Chinese Tech Stocks Surge: AI Acceleration Drives Hang Seng Tech to Significantly Outperform Nasdaq This Year

Deep News
2025/09/21

Driven by artificial intelligence narratives, Chinese technology stocks have left their American counterparts far behind in performance this year.

Since the beginning of the year, the Hang Seng Tech Index has soared 41%, significantly outpacing the Nasdaq's 17% gain over the same period.

This rally, which began with DeepSeek's AI breakthrough early in the year, gained further momentum in September.

"The entire narrative around Chinese AI has completely changed," said Winnie Wu, Chief China Equity Strategist at BofA Global Research.

"It feels like China is making breakthroughs in AI computing power, which is a very important bottleneck."

AI Large Model Breakthroughs Become Key Turning Point

"Animal spirits are back," said Albert Kwok, Emerging Markets Equity Portfolio Manager at PGIM Jennison Associates. He noted that DeepSeek's emergence in February became a "pivotal moment" that changed everything.

Additionally, AI large models such as Alibaba's "Qwen," Tencent's "Yuanbao," and Baidu's "Ernie X1.1" have received positive reviews from analysts and ranked highly in industry benchmarks.

These developments have ignited market hopes for widespread commercialization of AI technology in China and productivity improvements. Furthermore, progress made by companies like Baidu in developing proprietary high-end chips, along with increased AI infrastructure spending, has supported this rally.

Since the beginning of the year, Alibaba, Tencent, and Baidu's stock prices have risen 96%, 55%, and 59% respectively. In just the past month alone, Alibaba and Baidu have gained 31% and 48% respectively.

"This is the fourth industrial revolution," said Bush Chu, China Equity Portfolio Manager at abrdn.

"We are witnessing AI fundamentally transform how people work and interact with machines and even society."

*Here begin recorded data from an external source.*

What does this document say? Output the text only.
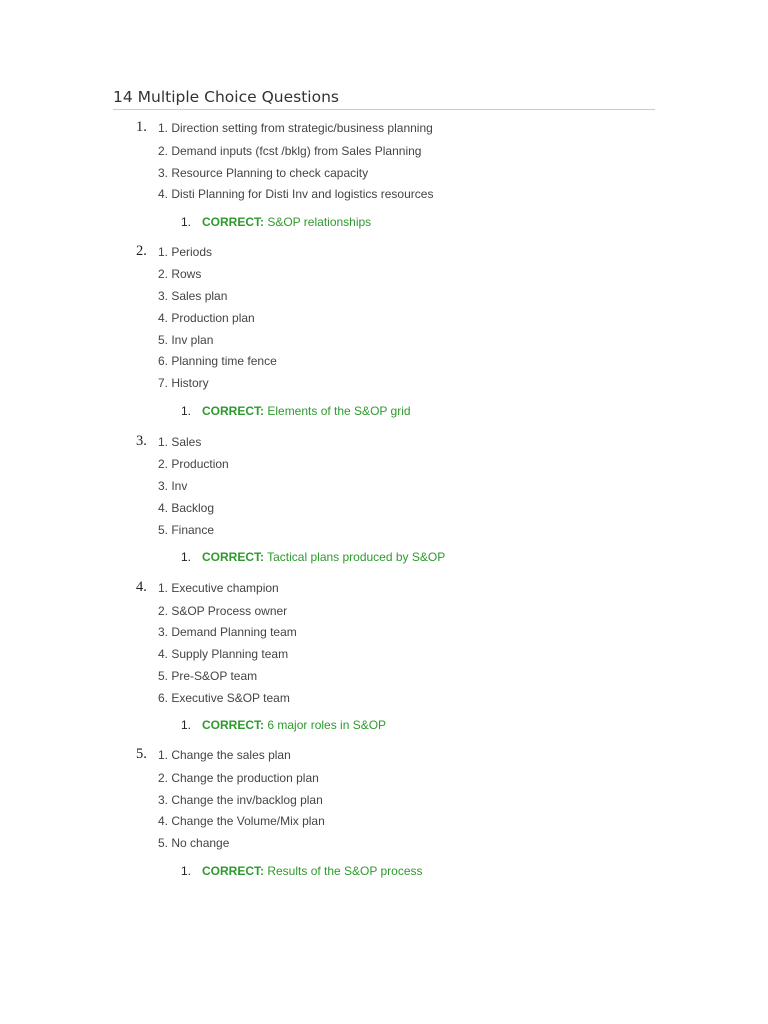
14 Multiple Choice Questions
1. 1. Direction setting from strategic/business planning
2. Demand inputs (fcst /bklg) from Sales Planning
3. Resource Planning to check capacity
4. Disti Planning for Disti Inv and logistics resources
1. CORRECT: S&OP relationships
2. 1. Periods
2. Rows
3. Sales plan
4. Production plan
5. Inv plan
6. Planning time fence
7. History
1. CORRECT: Elements of the S&OP grid
3. 1. Sales
2. Production
3. Inv
4. Backlog
5. Finance
1. CORRECT: Tactical plans produced by S&OP
4. 1. Executive champion
2. S&OP Process owner
3. Demand Planning team
4. Supply Planning team
5. Pre-S&OP team
6. Executive S&OP team
1. CORRECT: 6 major roles in S&OP
5. 1. Change the sales plan
2. Change the production plan
3. Change the inv/backlog plan
4. Change the Volume/Mix plan
5. No change
1. CORRECT: Results of the S&OP process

Overseas Capital is Flowing In

This optimism extends beyond large tech companies to chip manufacturers like Cambricon and biotechnology companies. Since the beginning of the year, the CSI Artificial Intelligence Index has returned over 61%, while the Hang Seng Biotech Index has surged 98%.

Initially, the main buyers in this AI rally were mainland Chinese investors. However, as technological advances become increasingly clear and valuations remain relatively attractive, global investors are also beginning to refocus their attention.

"Foreign investors are coming back, rebuilding their exposure to China," said Jack Siu, Head of Asia Discretionary Portfolio Management at Lombard Odier.

Albert Saporta, CEO of GAM Holding, also noted: "Chasing momentum is a global disease. Being underweight Chinese tech stocks would be painful."